Enquanto isso em Dubai
O bom de Dubai é que aqui não tem deputado, não tem senador, não tem nada disso. Só tem o sheik, e o sheik manda em tudo. Mas ele só manda coisa boa. Só coisa boa pro povo. O Brasil devia fazer igual.
Ainda não entendo como minha avó, uma velhinha tão sensata (dia desses ela confessou ser contra a pena de morte!), consegue gostar tanto da Hebe Camargo.

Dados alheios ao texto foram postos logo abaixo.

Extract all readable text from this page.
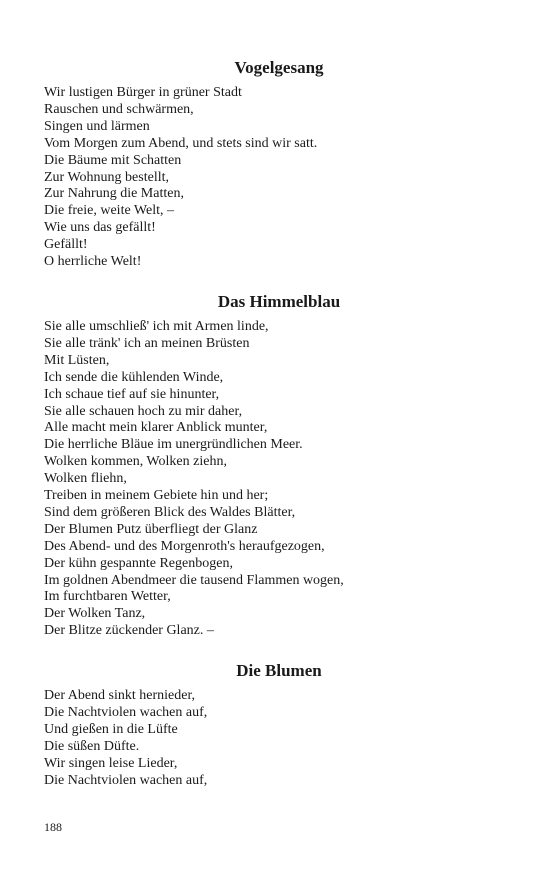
Vogelgesang
Wir lustigen Bürger in grüner Stadt
Rauschen und schwärmen,
Singen und lärmen
Vom Morgen zum Abend, und stets sind wir satt.
Die Bäume mit Schatten
Zur Wohnung bestellt,
Zur Nahrung die Matten,
Die freie, weite Welt, –
Wie uns das gefällt!
Gefällt!
O herrliche Welt!
Das Himmelblau
Sie alle umschließ' ich mit Armen linde,
Sie alle tränk' ich an meinen Brüsten
Mit Lüsten,
Ich sende die kühlenden Winde,
Ich schaue tief auf sie hinunter,
Sie alle schauen hoch zu mir daher,
Alle macht mein klarer Anblick munter,
Die herrliche Bläue im unergründlichen Meer.
Wolken kommen, Wolken ziehn,
Wolken fliehn,
Treiben in meinem Gebiete hin und her;
Sind dem größeren Blick des Waldes Blätter,
Der Blumen Putz überfliegt der Glanz
Des Abend- und des Morgenroth's heraufgezogen,
Der kühn gespannte Regenbogen,
Im goldnen Abendmeer die tausend Flammen wogen,
Im furchtbaren Wetter,
Der Wolken Tanz,
Der Blitze zückender Glanz. –
Die Blumen
Der Abend sinkt hernieder,
Die Nachtviolen wachen auf,
Und gießen in die Lüfte
Die süßen Düfte.
Wir singen leise Lieder,
Die Nachtviolen wachen auf,
188
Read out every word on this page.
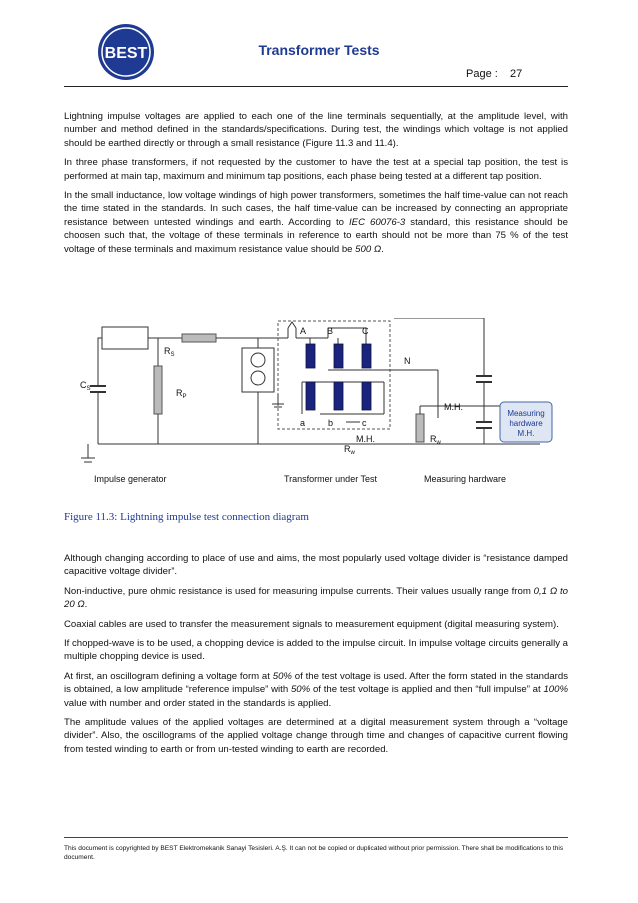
BEST	Transformer Tests
Page : 27

Lightning impulse voltages are applied to each one of the line terminals sequentially, at the amplitude level, with number and method defined in the standards/specifications. During test, the windings which voltage is not applied should be earthed directly or through a small resistance (Figure 11.3 and 11.4).

In three phase transformers, if not requested by the customer to have the test at a special tap position, the test is performed at main tap, maximum and minimum tap positions, each phase being tested at a different tap position.

In the small inductance, low voltage windings of high power transformers, sometimes the half time-value can not reach the time stated in the standards. In such cases, the half time-value can be increased by connecting an appropriate resistance between untested windings and earth. According to IEC 60076-3 standard, this resistance should be choosen such that, the voltage of these terminals in reference to earth should not be more than 75 % of the test voltage of these terminals and maximum resistance value should be 500 Ω.

$C_S$
$R_S$
$R_P$
A B	C
N
a	b	c
$R_w$
M.H.	$R_w$
M.H.
Measuring
hardware
M.H.
Impulse generator	Transformer under Test	Measuring hardware
Figure 11.3: Lightning impulse test connection diagram

Although changing according to place of use and aims, the most popularly used voltage divider is “resistance damped capacitive voltage divider”.

Non-inductive, pure ohmic resistance is used for measuring impulse currents. Their values usually range from 0,1 Ω to 20 Ω.

Coaxial cables are used to transfer the measurement signals to measurement equipment (digital measuring system).

If chopped-wave is to be used, a chopping device is added to the impulse circuit. In impulse voltage circuits generally a multiple chopping device is used.

At first, an oscillogram defining a voltage form at 50% of the test voltage is used. After the form stated in the standards is obtained, a low amplitude “reference impulse” with 50% of the test voltage is applied and then “full impulse” at 100% value with number and order stated in the standards is applied.

The amplitude values of the applied voltages are determined at a digital measurement system through a “voltage divider”. Also, the oscillograms of the applied voltage change through time and changes of capacitive current flowing from tested winding to earth or from un-tested winding to earth are recorded.

This document is copyrighted by BEST Elektromekanik Sanayi Tesisleri. A.Ş. It can not be copied or duplicated without prior permission. There shall be modifications to this document.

Cardinology | Ryan Adams & The Cardinals
Pode ser que eu esteja mesmo na contramão do bom senso – mas, ao contrário dos que festejam o Ryan Adams comedido, comportado e despretensioso da fase iniciada com Easy tiger (2007), estou com os que sentem falta da época em que o rapaz lançava três discos por ano (entre eles, um álbum duplo) e, com o ego infladíssimo, mandava os detratores catar coquinhos.
É o preço que se paga por trabalhar demais.
Hoje dizem que Ryan é um homem pleno, na idade da sensatez. O atestado mais redondinho deste período é Cardinology, um disco gravado sob medida para quem sempre detestou Ryan Adams. Seqüência cartesiana para Easy tiger, trata-se de um álbum de classic rock sóbrio e esforçado, quase tímido, sem o senso de humor que arejou delírios como Gold (ode monumental a Rolling Stones e Neil Young) e Rock ‘n’ roll (uma espécie de paródia do hard rock radiofônico).
Há quem diga que está entre os melhores de Ryan. Por aqui, a sensação é de que dilui o melhor de Ryan num sanduíche para consumo acelerado. As quatro primeiras faixas reduzem a carreira do compositor aos elementos básicos: Born into a light é a homenagem a Grateful Dead, Go easy nos lembra das influências de country rock, Fix it é a baladona de arena com um quê de U2 e Coldplay e Magick prova que Ryan não desistiu de brincar com referências de garage rock. Tudo muito simples, didático, a+b=c.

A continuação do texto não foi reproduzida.